C++ const question

Question

If I do this:

// In header 
class Foo {
void foo(bar*);
};

// In cpp
void Foo::foo(bar* const pBar) {
//Stuff
}

The compiler does not complain that the signatures for Foo::foo do not match. However if I had:

void foo(const bar*); //In header
void Foo::foo(bar*) {} //In cpp

The code will fail to compile.

What is going on? I'm using gcc 4.1.x

Answer 1

In the first, you've promised the compiler, but not other users of the class that you will not edit the variable.

In your second example, you've promised other users of the class that you will not edit their variable, but failed to uphold that promise.

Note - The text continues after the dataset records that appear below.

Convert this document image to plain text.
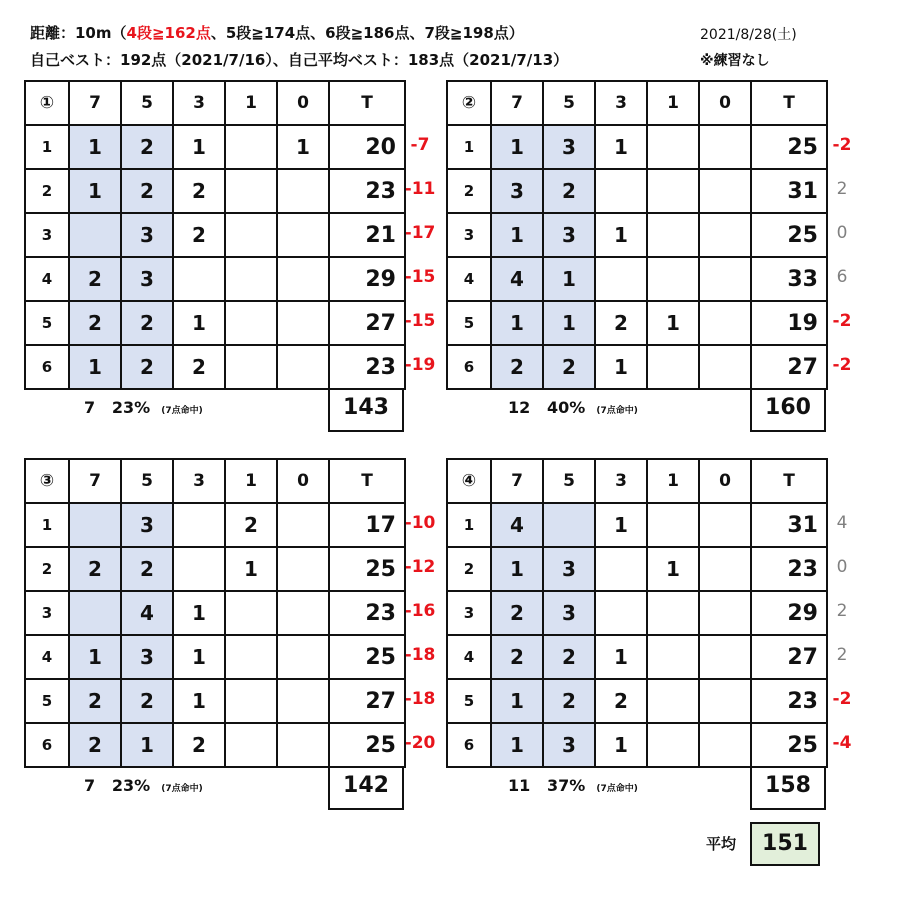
距離：10m（4段≧162点、5段≧174点、6段≧186点、7段≧198点）
自己ベスト：192点（2021/7/16）、自己平均ベスト：183点（2021/7/13）
2021/8/28(土)
※練習なし
-7
-11
-17
-15
-15
-19
①	7	5	3	1	0	T
1	1	2	1		1	20
2	1	2	2			23
3		3	2			21
4	2	3				29
5	2	2	1			27
6	1	2	2			23
7 23% (7点命中)	143
-2
2
0
6
-2
-2
②	7	5	3	1	0	T
1	1	3	1			25
2	3	2				31
3	1	3	1			25
4	4	1				33
5	1	1	2	1		19
6	2	2	1			27
12 40% (7点命中)	160
-10
-12
-16
-18
-18
-20
③	7	5	3	1	0	T
1		3		2		17
2	2	2		1		25
3		4	1			23
4	1	3	1			25
5	2	2	1			27
6	2	1	2			25
7 23% (7点命中)	142
4
0
2
2
-2
-4
④	7	5	3	1	0	T
1	4		1			31
2	1	3		1		23
3	2	3				29
4	2	2	1			27
5	1	2	2			23
6	1	3	1			25
11 37% (7点命中)	158
平均	151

I should also note that there is a distinct difference between

bar* const variable

and

const bar* variable

and

const bar* const variable

In the first form, the pointer will never change, but you can edit the object that is pointed to. In the second form, you can edit the pointer(point it to another object), but never the variable that it points to. In the final form, you will neither edit the pointer, nor the object it points to. Reference

To add a bit more of a clarification to the question stated, you can always promise MORE const than less. Given a class:

class Foo {
    void func1 (int x);
    void func2 (int *x);
}

You can compile the following implementation:

Foo::func1(const int x) {}
Foo::func2(const int *x) {}

or:

Foo::func1(const int x) {}
Foo::func2(const int* const x) {}

without any problems. You've told your users that you may possibly edit their variables. In your implementation, you've told the compiler that this particular implementation will not edit those variables, even though the told the users you might. You haven't broken a promise to the user, and so the code compiles.

Answer 2

See this question, this question, and this question.

Basically, the const only means that the function will not modify the pointer's value. The pointers contents are not const, the same as the header's signature.